Does sushi work as a meal on a GLP-1 medication? Yes, well. Small bites, low fat in basic rolls, and high-density protein from sashimi all match GLP-1 physiology. Avoid tempura and heavy mayo during titration.
Is salmon sushi healthier than tuna sushi? Slightly. Salmon has more omega-3 per ounce and lower mercury than tuna (especially bluefin tuna). Both are excellent protein sources. Calorie counts are nearly identical at 40 to 50 cal per piece.
Are vegetable rolls (cucumber, avocado) healthier? For lower calorie load, cucumber rolls are the lightest at around 130 cal per 8 piece roll. Avocado rolls run 280 to 350 cal because of avocado's calorie density. Both have less protein than fish rolls, so they're worse for satiety.
Is sushi safe to eat during pregnancy? The FDA recommends pregnant patients eat cooked sushi only, and limit fish to 8 to 12 oz/week of low-mercury species. Cooked options include eel rolls, shrimp tempura rolls, California rolls, and vegetable rolls.
Does soy sauce ruin a healthy sushi meal? Calorie-wise, no. A typical soy sauce dipping dish adds 5 to 15 calories. Sodium-wise, yes.
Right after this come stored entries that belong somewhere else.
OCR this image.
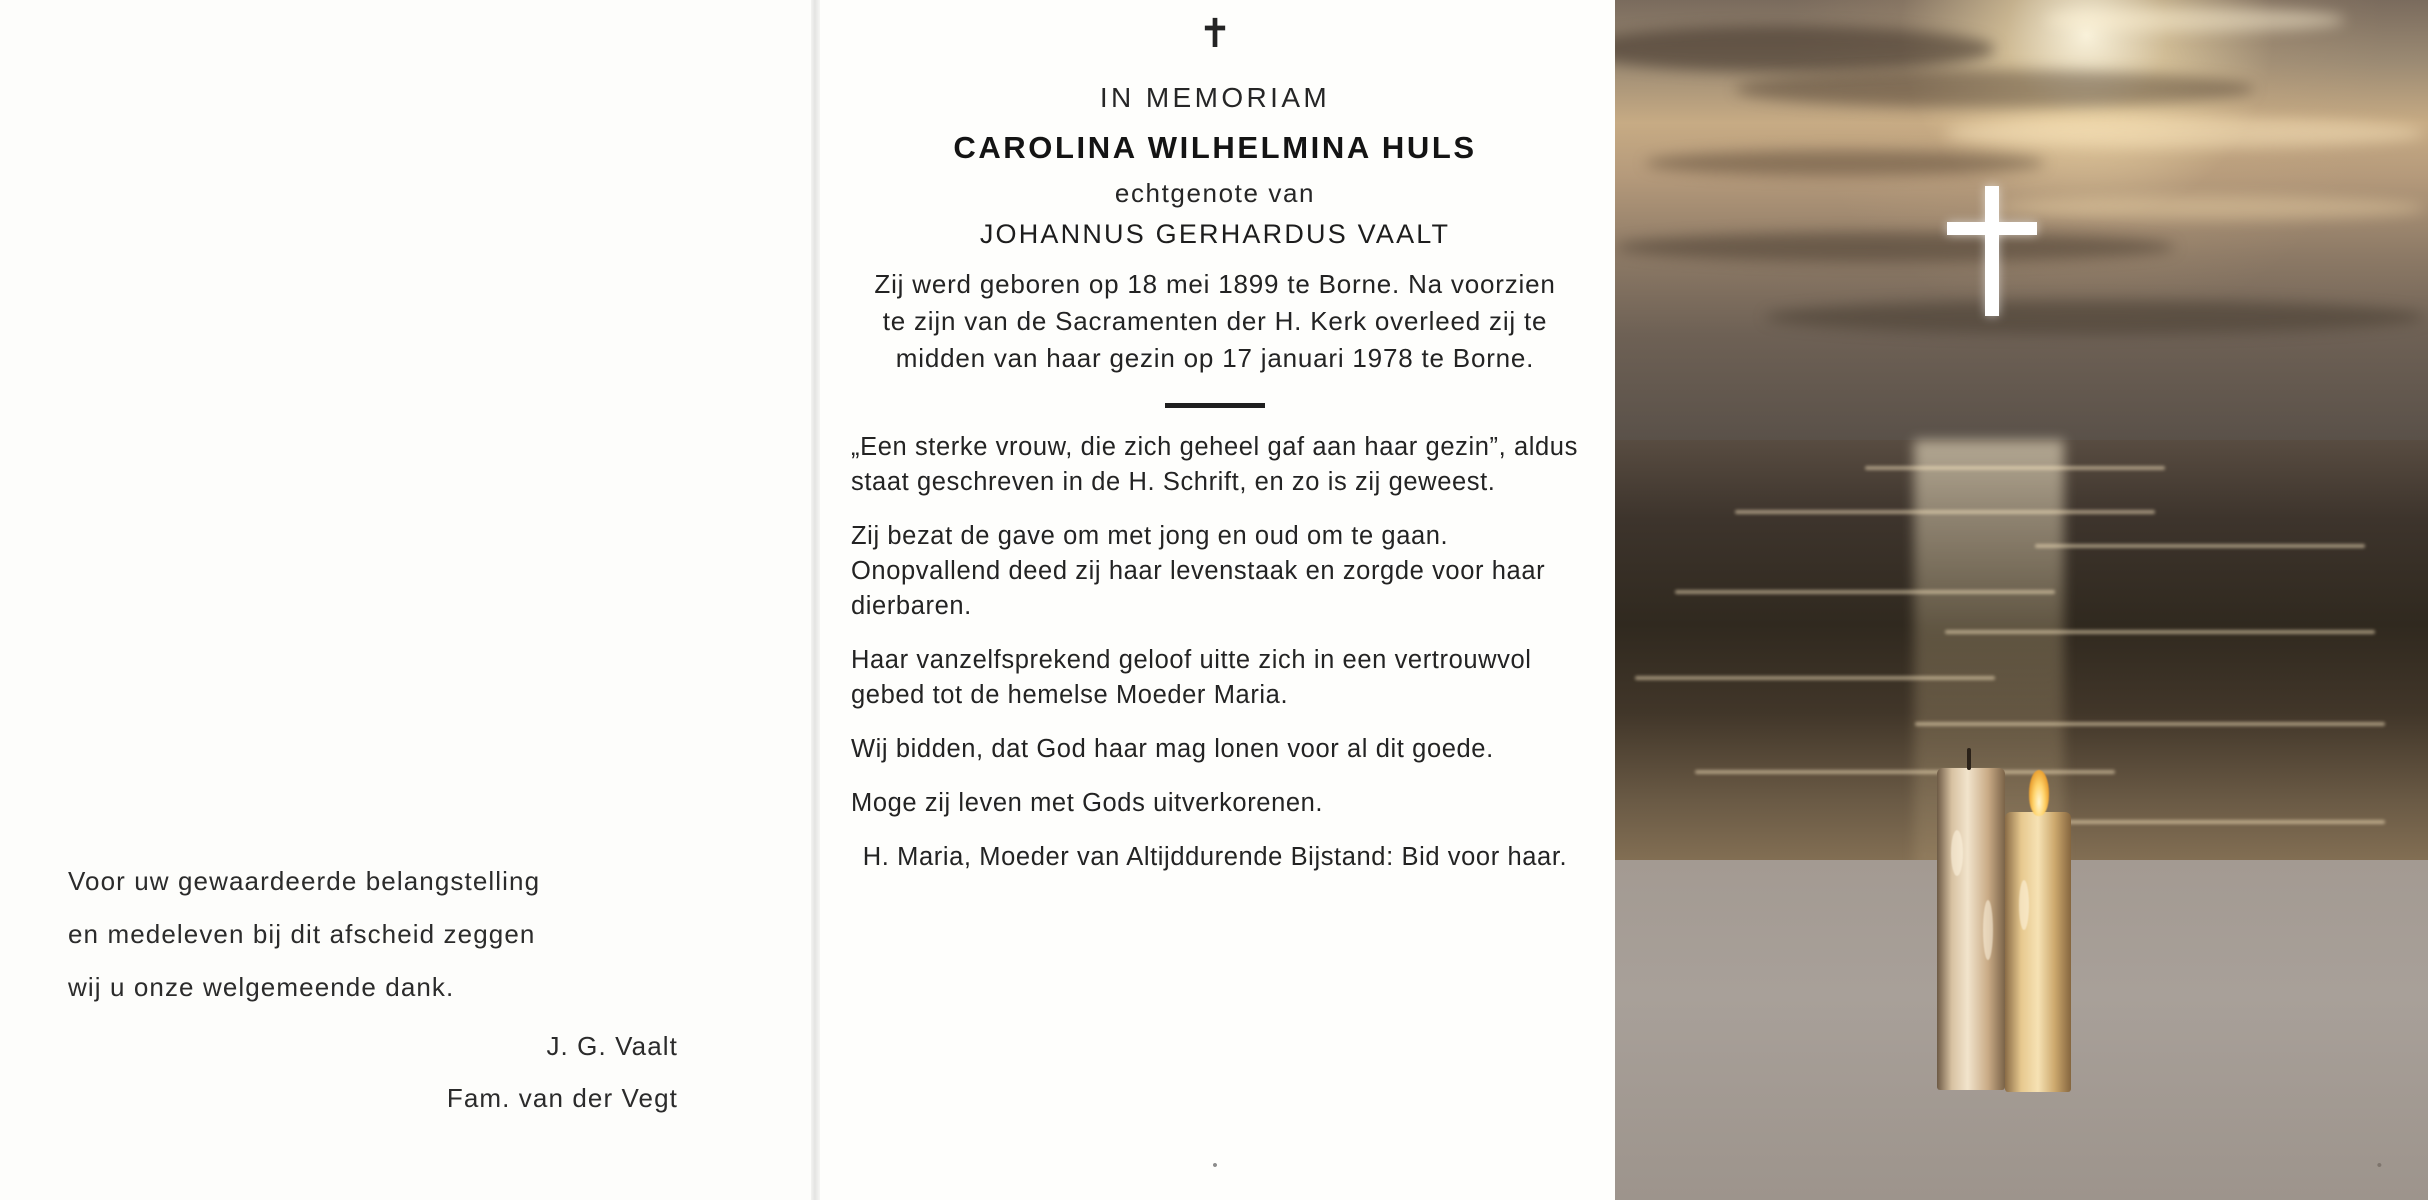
Voor uw gewaardeerde belangstelling
en medeleven bij dit afscheid zeggen
wij u onze welgemeende dank.
J. G. Vaalt
Fam. van der Vegt
✝
IN MEMORIAM
CAROLINA WILHELMINA HULS
echtgenote van
JOHANNUS GERHARDUS VAALT
Zij werd geboren op 18 mei 1899 te Borne. Na voorzien te zijn van de Sacramenten der H. Kerk overleed zij te midden van haar gezin op 17 januari 1978 te Borne.

„Een sterke vrouw, die zich geheel gaf aan haar gezin”, aldus staat geschreven in de H. Schrift, en zo is zij geweest.

Zij bezat de gave om met jong en oud om te gaan. Onopvallend deed zij haar levenstaak en zorgde voor haar dierbaren.

Haar vanzelfsprekend geloof uitte zich in een vertrouwvol gebed tot de hemelse Moeder Maria.

Wij bidden, dat God haar mag lonen voor al dit goede.

Moge zij leven met Gods uitverkorenen.

H. Maria, Moeder van Altijddurende Bijstand: Bid voor haar.

•	•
A liberally dipped meal can deliver 2,000+ mg of sodium, which produces next-day water retention. That's not fat gain, but the scale doesn't know the difference.
What's the lowest-calorie sushi order? Sashimi platter (8 to 12 pieces) plus miso soup plus cucumber salad. Total: 350 to 500 cal with 40 to 55 g protein. Hard to beat on a restaurant menu.
Sources
- Bernstein AM, et al. Major dietary protein sources and risk of coronary heart disease. Circulation. 2010;122:876-883.
- Estruch R, et al. Primary prevention of cardiovascular disease with a Mediterranean diet (PREDIMED). N Engl J Med. 2018;378:e34.
- FDA/EPA. Advice About Eating Fish for Pregnant Women, Those Who Might Become Pregnant, and Children. 2024 update.
- Holt SH, et al. A satiety index of common foods. Eur J Clin Nutr. 1995;49(9):675-690.
- Jastreboff AM, et al. Tirzepatide once weekly for the treatment of obesity (SURMOUNT-1). N Engl J Med. 2022;387:205-216.
- Mozaffarian D, Rimm EB. Fish intake, contaminants, and human health. JAMA. 2006;296(15):1885-1899.
- U.S. Department of Agriculture. FoodData Central: Sushi rolls and sashimi. 2024.
- U.S. Dietary Guidelines for Americans, 2020-2025. USDA and HHS.
- Wansink B, Cheney MM. Super bowls: serving bowl size and food consumption. JAMA. 2005;293(14):1727-1728.